= Edwin S. Berry =

Australian surveyor & explorer (1845-1934)

Edwin Stow Berry (12 June 1845 – 1 June 1934) was a surveyor and explorer, who took a leading part in two important expeditions to the Northern Territory of Australia.

==History==
Berry was born in Glenelg, South Australia to William Berry and Hannah Berry, née Watts, of Ringmer, Sussex, who arrived in South Australia in September 1839 on the Branken Moor from London. They lived for a while at Glenelg, then Grenfell Street, Adelaide, then built the family home "Ringmer" in Burnside, later the home of cricketer W. O. Whitridge.

Berry was educated at J. L. Young's Adelaide Educational Institution, which supplied a solid grounding to many boys in useful sciences, mathematics and languages.
In 1865 he was taken on by the Government's Survey Department, and in the same year he joined George Goyder's surveying team.
He was a head of the survey team attached to Goyder's 1869 expedition to the Northern Territory that laid out the plan for the town of Port Darwin, lithographed by F. S. Crawford in 1869. The other surveyors were J. W. O. Bennett, Alexander Ringwood and William M. Hardy.

He was chosen as second-in-charge for Major Warburton's expedition which was to have left Adelaide in early September 1872 for Central Mount Stuart, and thence to Perth. That expedition was delayed almost a month and Berry was dropped from the party, and instead assigned to William Gosse as second-in-charge of his 1873 expedition to Central Australia, and whose other members were Henry Gosse (William's brother, died 1888 in Darwin), Henry Winnall and Patrick Nilan, three Afghans (Note: In the terminology of the time, "Afghan" referred to people from the region, not necessarily the modern Afghanistan.) and "Moses", an Aborigine from The Peake. William Darton Kekwick, originally appointed the party's mineral and botanical collector, was too ill to proceed and died 16 October 1872 on his return to Adelaide. Among their discoveries was an inselberg which Gosse named "Ayer's Rock". The party reached a point 600 mi west of the Transcontinental Telegraph Line and were forced to return due to lack of available water.

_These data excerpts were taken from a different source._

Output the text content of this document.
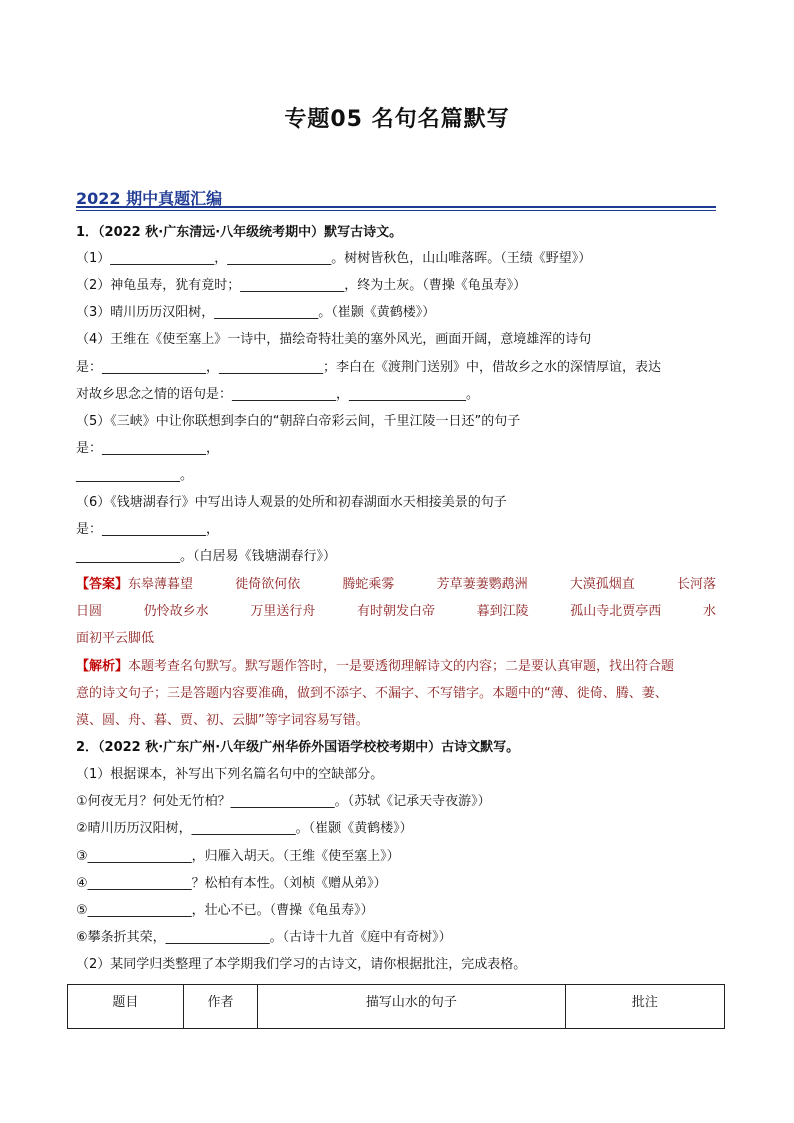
专题05 名句名篇默写
2022 期中真题汇编
1．（2022 秋·广东清远·八年级统考期中）默写古诗文。
（1）________________，________________。树树皆秋色，山山唯落晖。（王绩《野望》）
（2）神龟虽寿，犹有竟时；________________，终为土灰。（曹操《龟虽寿》）
（3）晴川历历汉阳树，________________。（崔颢《黄鹤楼》）
（4）王维在《使至塞上》一诗中，描绘奇特壮美的塞外风光，画面开阔，意境雄浑的诗句
是：________________，________________；李白在《渡荆门送别》中，借故乡之水的深情厚谊，表达
对故乡思念之情的语句是：________________，__________________。
（5）《三峡》中让你联想到李白的“朝辞白帝彩云间，千里江陵一日还”的句子
是：________________，
________________。
（6）《钱塘湖春行》中写出诗人观景的处所和初春湖面水天相接美景的句子
是：________________，
________________。（白居易《钱塘湖春行》）
【答案】东皋薄暮望	徙倚欲何依	腾蛇乘雾	芳草萋萋鹦鹉洲	大漠孤烟直	长河落
日圆	仍怜故乡水	万里送行舟	有时朝发白帝	暮到江陵	孤山寺北贾亭西	水
面初平云脚低
【解析】本题考查名句默写。默写题作答时，一是要透彻理解诗文的内容；二是要认真审题，找出符合题
意的诗文句子；三是答题内容要准确，做到不添字、不漏字、不写错字。本题中的“薄、徙倚、腾、萋、
漠、圆、舟、暮、贾、初、云脚”等字词容易写错。
2．（2022 秋·广东广州·八年级广州华侨外国语学校校考期中）古诗文默写。
（1）根据课本，补写出下列名篇名句中的空缺部分。
①何夜无月？何处无竹柏？________________。（苏轼《记承天寺夜游》）
②晴川历历汉阳树，________________。（崔颢《黄鹤楼》）
③________________，归雁入胡天。（王维《使至塞上》）
④________________？松柏有本性。（刘桢《赠从弟》）
⑤________________，壮心不已。（曹操《龟虽寿》）
⑥攀条折其荣，________________。（古诗十九首《庭中有奇树》）
（2）某同学归类整理了本学期我们学习的古诗文，请你根据批注，完成表格。
题目	作者	描写山水的句子	批注
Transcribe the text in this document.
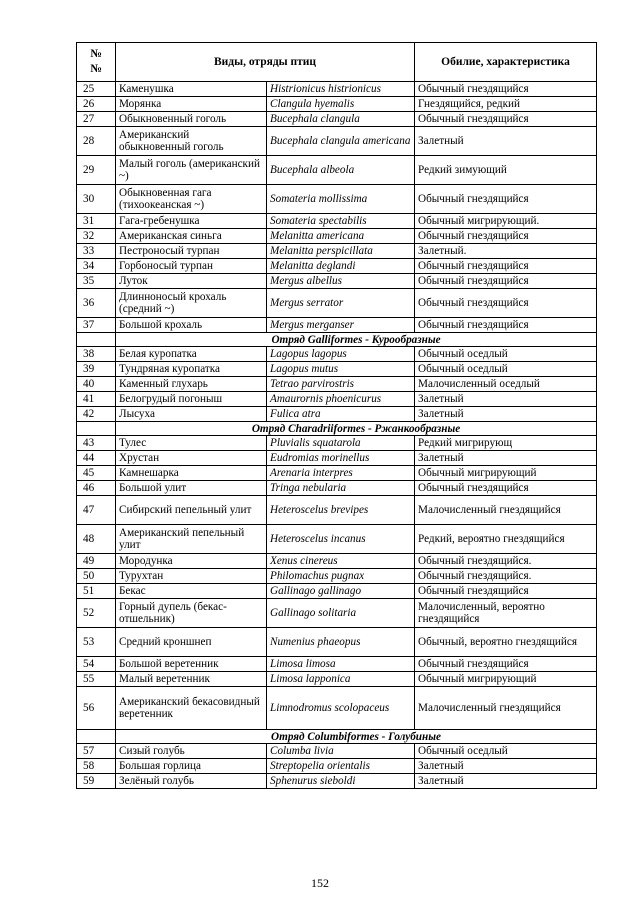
№
№	Виды, отряды птиц		Обилие, характеристика
25	Каменушка	Histrionicus histrionicus	Обычный гнездящийся
26	Морянка	Clangula hyemalis	Гнездящийся, редкий
27	Обыкновенный гоголь	Bucephala clangula	Обычный гнездящийся
28	Американский обыкновенный гоголь	Bucephala clangula americana	Залетный
29	Малый гоголь (американский ~)	Bucephala albeola	Редкий зимующий
30	Обыкновенная гага (тихоокеанская ~)	Somateria mollissima	Обычный гнездящийся
31	Гага-гребенушка	Somateria spectabilis	Обычный мигрирующий.
32	Американская синьга	Melanitta americana	Обычный гнездящийся
33	Пестроносый турпан	Melanitta perspicillata	Залетный.
34	Горбоносый турпан	Melanitta deglandi	Обычный гнездящийся
35	Луток	Mergus albellus	Обычный гнездящийся
36	Длинноносый крохаль (средний ~)	Mergus serrator	Обычный гнездящийся
37	Большой крохаль	Mergus merganser	Обычный гнездящийся
	Отряд Galliformes - Курообразные		
38	Белая куропатка	Lagopus lagopus	Обычный оседлый
39	Тундряная куропатка	Lagopus mutus	Обычный оседлый
40	Каменный глухарь	Tetrao parvirostris	Малочисленный оседлый
41	Белогрудый погоныш	Amaurornis phoenicurus	Залетный
42	Лысуха	Fulica atra	Залетный
	Отряд Charadriiformes - Ржанкообразные		
43	Тулес	Pluvialis squatarola	Редкий мигрирующ
44	Хрустан	Eudromias morinellus	Залетный
45	Камнешарка	Arenaria interpres	Обычный мигрирующий
46	Большой улит	Tringa nebularia	Обычный гнездящийся
47	Сибирский пепельный улит	Heteroscelus brevipes	Малочисленный гнездящийся
48	Американский пепельный улит	Heteroscelus incanus	Редкий, вероятно гнездящийся
49	Мородунка	Xenus cinereus	Обычный гнездящийся.
50	Турухтан	Philomachus pugnax	Обычный гнездящийся.
51	Бекас	Gallinago gallinago	Обычный гнездящийся
52	Горный дупель (бекас-отшельник)	Gallinago solitaria	Малочисленный, вероятно гнездящийся
53	Средний кроншнеп	Numenius phaeopus	Обычный, вероятно гнездящийся
54	Большой веретенник	Limosa limosa	Обычный гнездящийся
55	Малый веретенник	Limosa lapponica	Обычный мигрирующий
56	Американский бекасовидный веретенник	Limnodromus scolopaceus	Малочисленный гнездящийся
	Отряд Columbiformes - Голубиные		
57	Сизый голубь	Columba livia	Обычный оседлый
58	Большая горлица	Streptopelia orientalis	Залетный
59	Зелёный голубь	Sphenurus sieboldi	Залетный
152
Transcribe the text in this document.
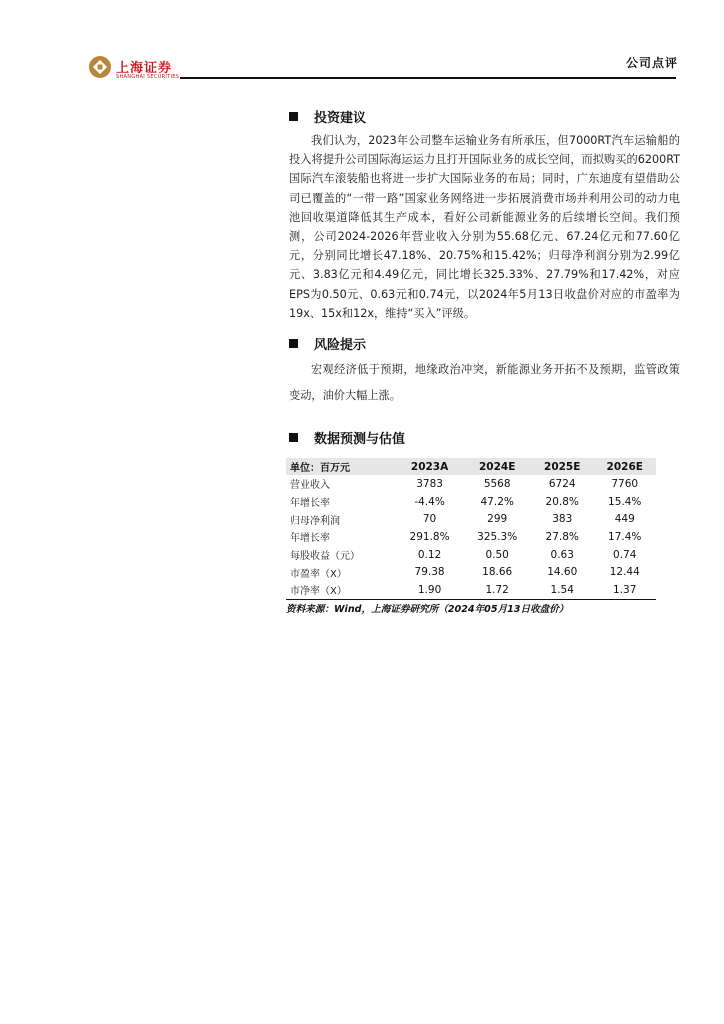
上海证券
SHANGHAI SECURITIES
公司点评
投资建议
我们认为，2023年公司整车运输业务有所承压，但7000RT汽车运输船的投入将提升公司国际海运运力且打开国际业务的成长空间，而拟购买的6200RT国际汽车滚装船也将进一步扩大国际业务的布局；同时，广东迪度有望借助公司已覆盖的“一带一路”国家业务网络进一步拓展消费市场并利用公司的动力电池回收渠道降低其生产成本，看好公司新能源业务的后续增长空间。我们预测，公司2024-2026年营业收入分别为55.68亿元、67.24亿元和77.60亿元，分别同比增长47.18%、20.75%和15.42%；归母净利润分别为2.99亿元、3.83亿元和4.49亿元，同比增长325.33%、27.79%和17.42%，对应EPS为0.50元、0.63元和0.74元，以2024年5月13日收盘价对应的市盈率为19x、15x和12x，维持“买入”评级。
风险提示
宏观经济低于预期，地缘政治冲突，新能源业务开拓不及预期，监管政策变动，油价大幅上涨。
数据预测与估值
单位：百万元	2023A	2024E	2025E	2026E
营业收入	3783	5568	6724	7760
年增长率	-4.4%	47.2%	20.8%	15.4%
归母净利润	70	299	383	449
年增长率	291.8%	325.3%	27.8%	17.4%
每股收益（元）	0.12	0.50	0.63	0.74
市盈率（X）	79.38	18.66	14.60	12.44
市净率（X）	1.90	1.72	1.54	1.37
资料来源：Wind，上海证券研究所（2024年05月13日收盘价）
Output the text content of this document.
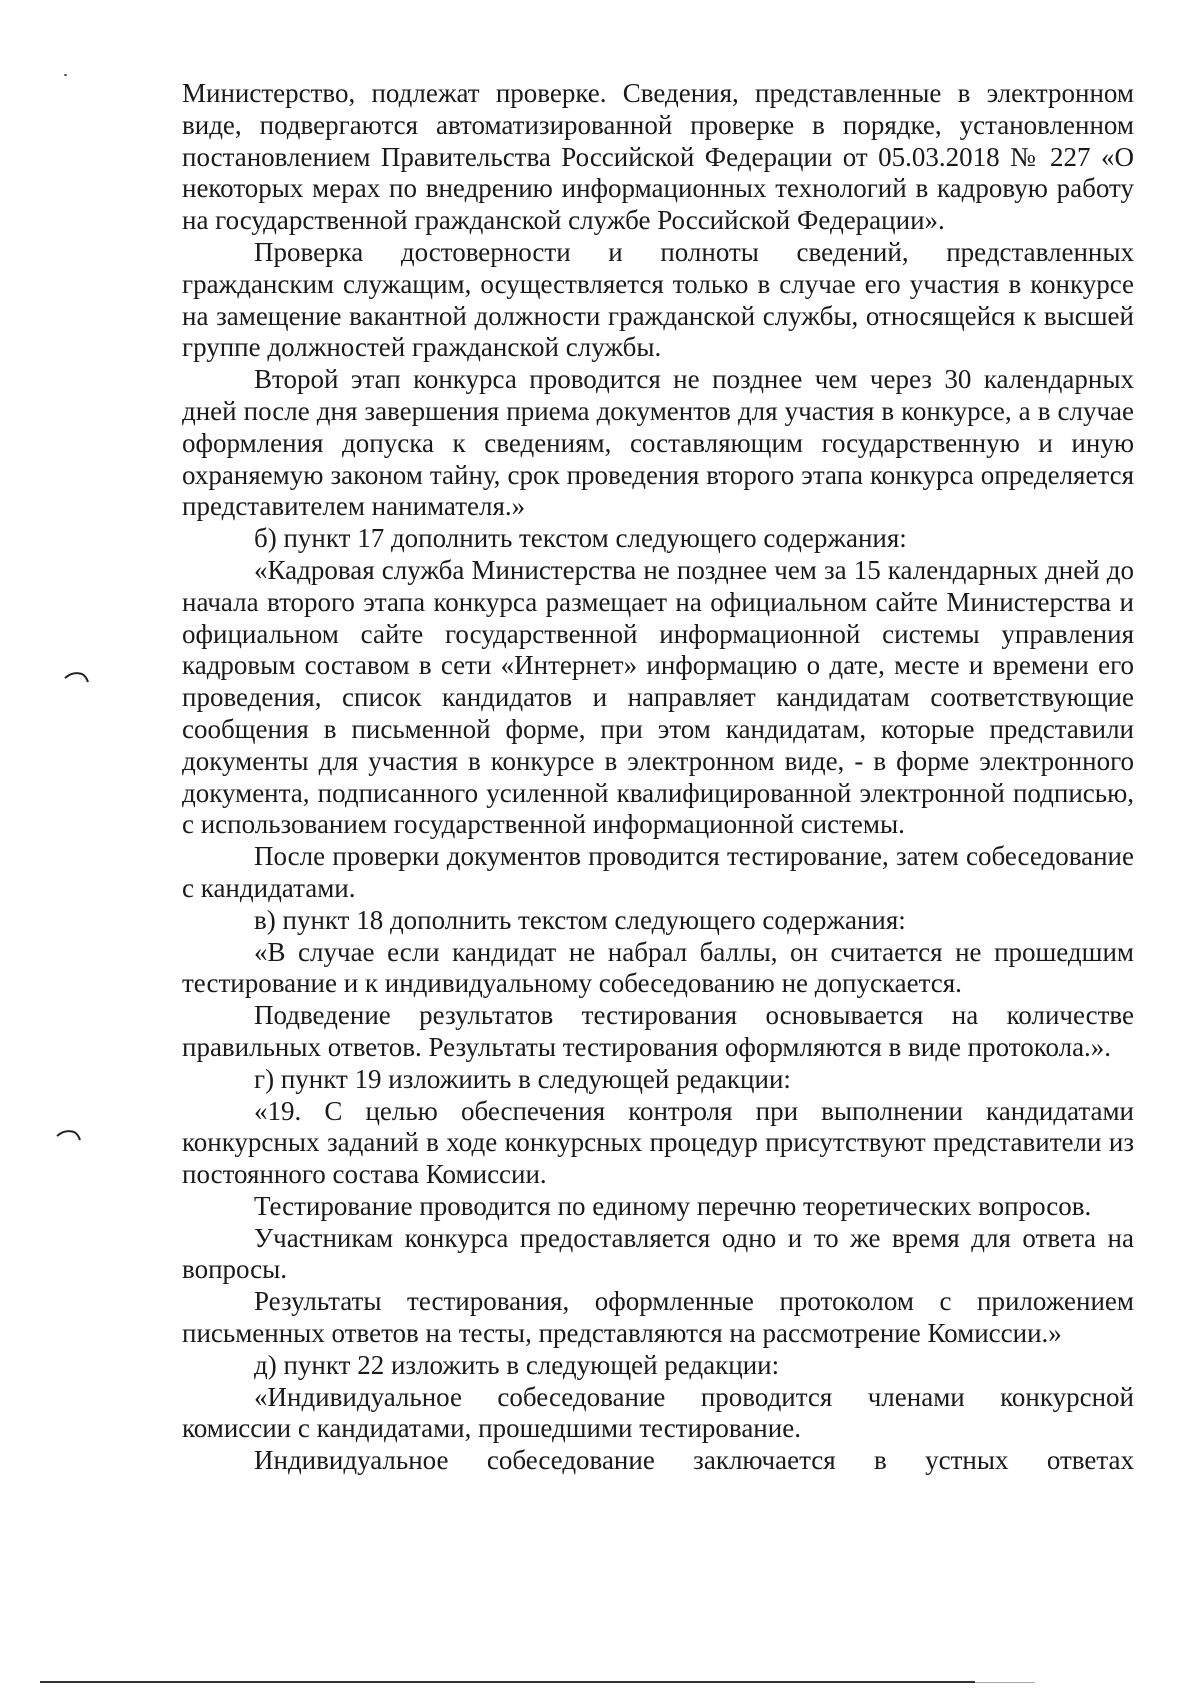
Министерство, подлежат проверке. Сведения, представленные в электронном виде, подвергаются автоматизированной проверке в порядке, установленном постановлением Правительства Российской Федерации от 05.03.2018 № 227 «О некоторых мерах по внедрению информационных технологий в кадровую работу на государственной гражданской службе Российской Федерации».

Проверка достоверности и полноты сведений, представленных гражданским служащим, осуществляется только в случае его участия в конкурсе на замещение вакантной должности гражданской службы, относящейся к высшей группе должностей гражданской службы.

Второй этап конкурса проводится не позднее чем через 30 календарных дней после дня завершения приема документов для участия в конкурсе, а в случае оформления допуска к сведениям, составляющим государственную и иную охраняемую законом тайну, срок проведения второго этапа конкурса определяется представителем нанимателя.»

б) пункт 17 дополнить текстом следующего содержания:

«Кадровая служба Министерства не позднее чем за 15 календарных дней до начала второго этапа конкурса размещает на официальном сайте Министерства и официальном сайте государственной информационной системы управления кадровым составом в сети «Интернет» информацию о дате, месте и времени его проведения, список кандидатов и направляет кандидатам соответствующие сообщения в письменной форме, при этом кандидатам, которые представили документы для участия в конкурсе в электронном виде, - в форме электронного документа, подписанного усиленной квалифицированной электронной подписью, с использованием государственной информационной системы.

После проверки документов проводится тестирование, затем собеседование с кандидатами.

в) пункт 18 дополнить текстом следующего содержания:

«В случае если кандидат не набрал баллы, он считается не прошедшим тестирование и к индивидуальному собеседованию не допускается.

Подведение результатов тестирования основывается на количестве правильных ответов. Результаты тестирования оформляются в виде протокола.».

г) пункт 19 изложиить в следующей редакции:

«19. С целью обеспечения контроля при выполнении кандидатами конкурсных заданий в ходе конкурсных процедур присутствуют представители из постоянного состава Комиссии.

Тестирование проводится по единому перечню теоретических вопросов.

Участникам конкурса предоставляется одно и то же время для ответа на вопросы.

Результаты тестирования, оформленные протоколом с приложением письменных ответов на тесты, представляются на рассмотрение Комиссии.»

д) пункт 22 изложить в следующей редакции:

«Индивидуальное собеседование проводится членами конкурсной комиссии с кандидатами, прошедшими тестирование.

Индивидуальное собеседование заключается в устных ответах
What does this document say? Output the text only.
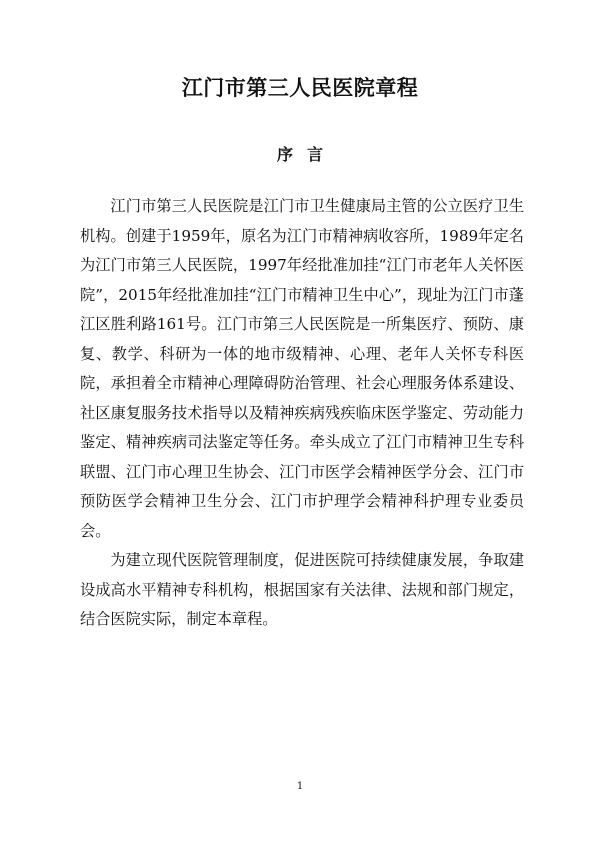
江门市第三人民医院章程
序言

江门市第三人民医院是江门市卫生健康局主管的公立医疗卫生机构。创建于1959年，原名为江门市精神病收容所，1989年定名为江门市第三人民医院，1997年经批准加挂“江门市老年人关怀医院”，2015年经批准加挂“江门市精神卫生中心”，现址为江门市蓬江区胜利路161号。江门市第三人民医院是一所集医疗、预防、康复、教学、科研为一体的地市级精神、心理、老年人关怀专科医院，承担着全市精神心理障碍防治管理、社会心理服务体系建设、社区康复服务技术指导以及精神疾病残疾临床医学鉴定、劳动能力鉴定、精神疾病司法鉴定等任务。牵头成立了江门市精神卫生专科联盟、江门市心理卫生协会、江门市医学会精神医学分会、江门市预防医学会精神卫生分会、江门市护理学会精神科护理专业委员会。

为建立现代医院管理制度，促进医院可持续健康发展，争取建设成高水平精神专科机构，根据国家有关法律、法规和部门规定，结合医院实际，制定本章程。

1
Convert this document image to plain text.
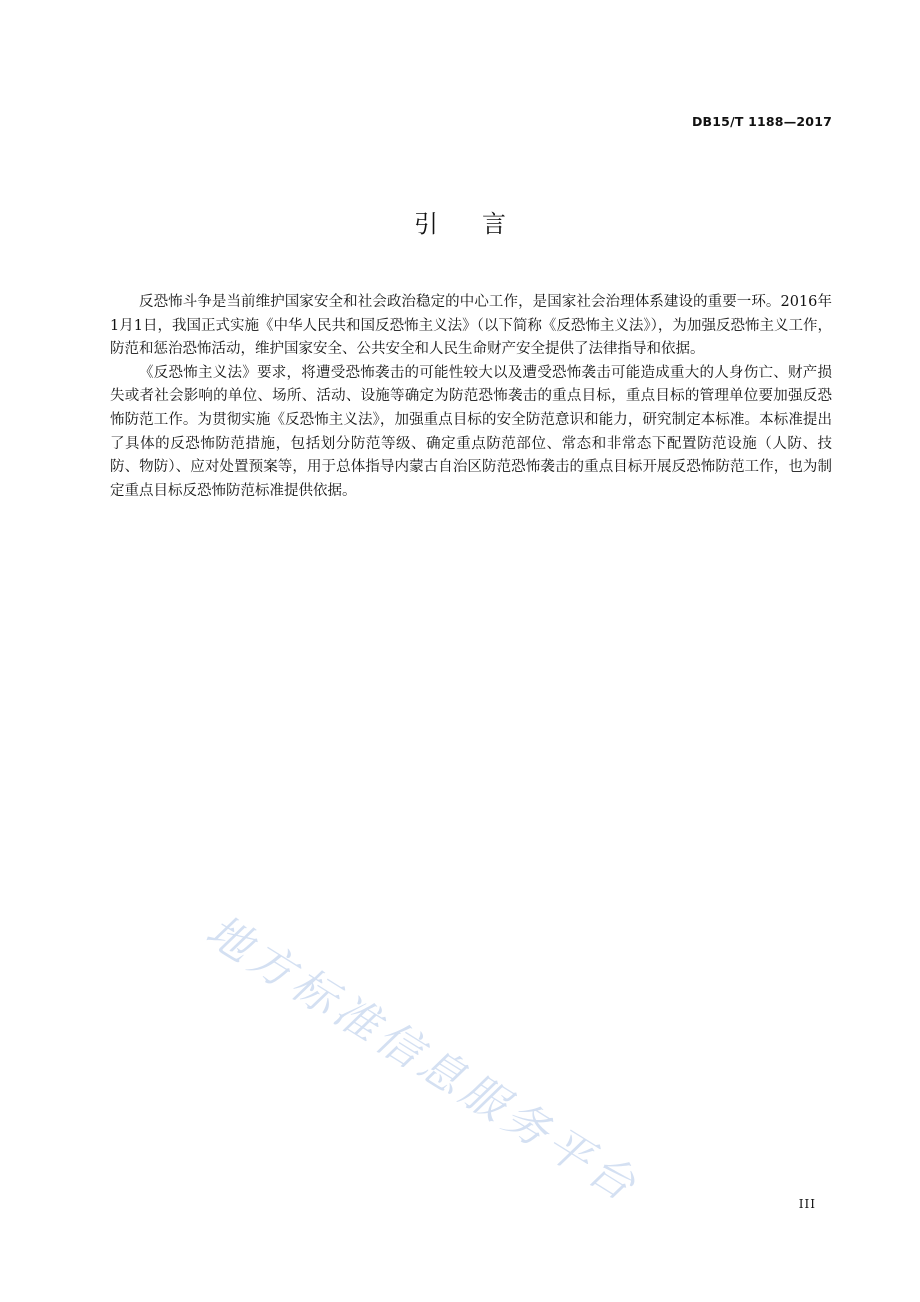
DB15/T 1188—2017
引言

反恐怖斗争是当前维护国家安全和社会政治稳定的中心工作，是国家社会治理体系建设的重要一环。2016年1月1日，我国正式实施《中华人民共和国反恐怖主义法》（以下简称《反恐怖主义法》），为加强反恐怖主义工作，防范和惩治恐怖活动，维护国家安全、公共安全和人民生命财产安全提供了法律指导和依据。

《反恐怖主义法》要求，将遭受恐怖袭击的可能性较大以及遭受恐怖袭击可能造成重大的人身伤亡、财产损失或者社会影响的单位、场所、活动、设施等确定为防范恐怖袭击的重点目标，重点目标的管理单位要加强反恐怖防范工作。为贯彻实施《反恐怖主义法》，加强重点目标的安全防范意识和能力，研究制定本标准。本标准提出了具体的反恐怖防范措施，包括划分防范等级、确定重点防范部位、常态和非常态下配置防范设施（人防、技防、物防）、应对处置预案等，用于总体指导内蒙古自治区防范恐怖袭击的重点目标开展反恐怖防范工作，也为制定重点目标反恐怖防范标准提供依据。

地方标准信息服务平台	III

Berry has been named as the first white man to climb Uluru/Ayers Rock, though in his diary, Gosse claims, with an Afghan assistant, Kamran, that distinction.

He was later chief draughtsman of the Land Titles Office.

He died in Roseville, New South Wales at the home of his daughter.

==Recognition==
- Berry Creek, and hence Berry Springs (a popular tourist drawcard south of Darwin) was named for him by Goyder.
- Berry's Pass, 5 miles from Mount Liebig towards Mount Palmer, was named for him by Gosse.

==Family==
He married Adelaide Mary Forbes	Laurie on 11 July 1874. Their children included:

- Hannah Maud Berry (1877–1957) married Charles Albert Scales on 26 September 1900, lived at Medindie.

- Adelaide Ruth Berry (1881– ) married Herbert Congdon Caust in 1893, lived in New South Wales.
- Francis Forbes Berry (27 January 1884 – 6 August 1916) was engaged to Marguerita Stapleton Kingsborough (1890–1964) in November 1910, but killed in action at Pozieres during WWI.
- Hilda Faith Berry (1885– ) married Spencer Robinson in 1908, lived in Roseville, New South Wales.
- Hester Lilias Berry (1890– ) married Patrick Cockburn MB., BS. on 14 June 1916, lived at Newcastle, New South Wales.